“I love the privileges of form.”
“The first discipline is the realization that there is a discipline—that all art begins and ends with discipline, that any art is first and foremost a craft. We have gone far enough on the road to self-indulgence now to know that. The man who announces to the world that he is going to ‘do his thing’ is like the amateur on the high-diving platform who flings himself into the void shouting at the judges that he is going to do whatever comes naturally. He will land on his ass. Naturally. You’d think, to listen to the loudspeakers that surround us, that no man had ever tried to ‘do his thing’ before. Every poet worth reading has, but those really worth reading have understood that to do your thing you have to learn first what your thing is and second how to go about doing it. The first is learned by the difficult labor of living, the second by the endless discipline of writing and rewriting and rerewriting. There are no shortcuts. Young writers a while back, misreading Bill Williams, decided to ignore the fact that poems are made of words as sounds as well as of words as signs—decided not to learn the art of words as sounds, not to be bothered with it. They were not interested in poems. They were interested in doing their thing. They did—and that was that.”
“I have work to do, and I am afraid not to do it.”
It’s hard, when daily you’re forced to witness the works you treasure, to which you’ve devoted patience and breath, abused and devalued most by those who should be staunch advocates and defenders. I lean on Guy Davenport: “All of this points to our having a society that reads badly and communicates execrably about what we read.” We get what we deserve. We force-feed our children “pleasant, undemanding reading” and do everything to make sure that it positively stays down. Dare to object. Flannery O’Connor’s observation remains spot on: “It’s interesting that all the folks that are buying it don’t know they are reading a children’s book.” That’s To Kill a Mockingbird, incapable of aging—of aging well. “Most recently, librarians across the country gave the book the highest of honors by voting it the best novel of the twentieth century.” How is that possible?
“The case against intellect is founded upon a set of fictional and wholly abstract antagonisms. Intellect is pitted against feeling, on the ground that it is somehow inconsistent with warm emotion. It is pitted against character, because it is widely believed that intellect stands for mere cleverness, which transmutes easily into the sly or diabolical. It is pitted against practicality, since theory is held to be opposed to practice, and the ‘purely’ theoretical mind is so much disesteemed. It is pitted against democracy, since intellect is felt to be a form of distinction that defies egalitarianism.” That’s Richard Hofstadter decades before our great awakening, bolstered by the internet. “I will refuse.”

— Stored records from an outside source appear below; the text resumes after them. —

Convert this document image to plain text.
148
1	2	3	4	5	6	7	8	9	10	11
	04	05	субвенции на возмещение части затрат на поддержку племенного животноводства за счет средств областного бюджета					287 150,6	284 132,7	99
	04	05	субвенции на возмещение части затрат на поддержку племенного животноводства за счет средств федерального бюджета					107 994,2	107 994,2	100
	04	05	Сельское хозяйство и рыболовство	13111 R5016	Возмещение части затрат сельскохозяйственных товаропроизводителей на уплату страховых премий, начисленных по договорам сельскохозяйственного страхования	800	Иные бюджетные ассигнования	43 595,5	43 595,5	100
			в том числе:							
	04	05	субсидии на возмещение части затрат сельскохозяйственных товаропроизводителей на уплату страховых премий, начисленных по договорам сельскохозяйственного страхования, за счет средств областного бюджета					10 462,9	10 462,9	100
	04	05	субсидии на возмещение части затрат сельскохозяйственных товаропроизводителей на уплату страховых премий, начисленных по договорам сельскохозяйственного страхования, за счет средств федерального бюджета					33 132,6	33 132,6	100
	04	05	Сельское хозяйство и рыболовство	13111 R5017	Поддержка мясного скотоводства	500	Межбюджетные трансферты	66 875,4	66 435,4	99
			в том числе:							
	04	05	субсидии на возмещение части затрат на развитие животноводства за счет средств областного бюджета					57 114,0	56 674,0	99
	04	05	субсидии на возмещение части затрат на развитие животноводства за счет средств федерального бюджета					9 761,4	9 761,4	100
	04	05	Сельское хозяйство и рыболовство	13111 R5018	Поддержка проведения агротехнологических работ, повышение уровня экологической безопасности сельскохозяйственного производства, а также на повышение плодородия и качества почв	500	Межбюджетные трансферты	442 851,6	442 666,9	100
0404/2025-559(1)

I lean on my friend and former mentor, Douglas Smith: “Writing and reading always swim together.”
Because an age may fail to recognize genius, or erringly (and stubbornly) approves some lesser talent—is hardly the determining factor: Shakespeare remains foremost…peerless, eminent, unrivaled. To those convinced all writing is equal (as all painting, music, etc.), and that judgment is arbitrary and wholly idiosyncratic (personal/subjective)—there’s really nothing much I can say.
“First of all, I don’t wish to touch hearts and I don’t even want to affect minds very much. What I want to produce, really, is that little sob in the spine of the artist-reader. I leave the field of ideas to Dr. Schweitzer and Doctor Zhivago…”
“Art is a concrete and personal and rather childish thing after all—no matter what people do to graft it into science and make it sociological and psychological; it is no good at all unless it is let alone to be itself—a game of make-believe, of re-production, very exciting and delightful to people who have an ear for it or an eye for it.”
i.m. Mark Strand
It wasn’t until the next day, the morning after, when I read the reported loss of Mark Strand. I maintain much respect for him, without ever having met him in person. Several years ago I mailed him a poem I had written in response to one of his, “The Night, The Porch.” And he was kind enough to write a short note in return. His work will go on.
The Night, The Porch
To stare at nothing is to learn by heart
What all of us will be swept into, and baring oneself
To the wind is feeling the ungraspable somewhere close by.
Trees can sway or be still. Day or night can be what they wish.
What we desire, more than a season or weather, is the comfort
Of being strangers, at least to ourselves. This is the crux
Of the matter, which is why even now we seem to be waiting
For something whose appearance would be its vanishing—
The sound, say, of a few leaves falling, or just one leaf,
Or less. There is no end to what we can learn. The book out there
Tells us as much, and was never written with us in mind.
“In almost every relationship with his fellowmen the artist will encounter a preponderance of shallowness, conceit, envy, jealousy, profit-seeking, treachery, and dumb resistance.”
“Truly speaking, it is not instruction, but provocation, that I can receive from another soul.”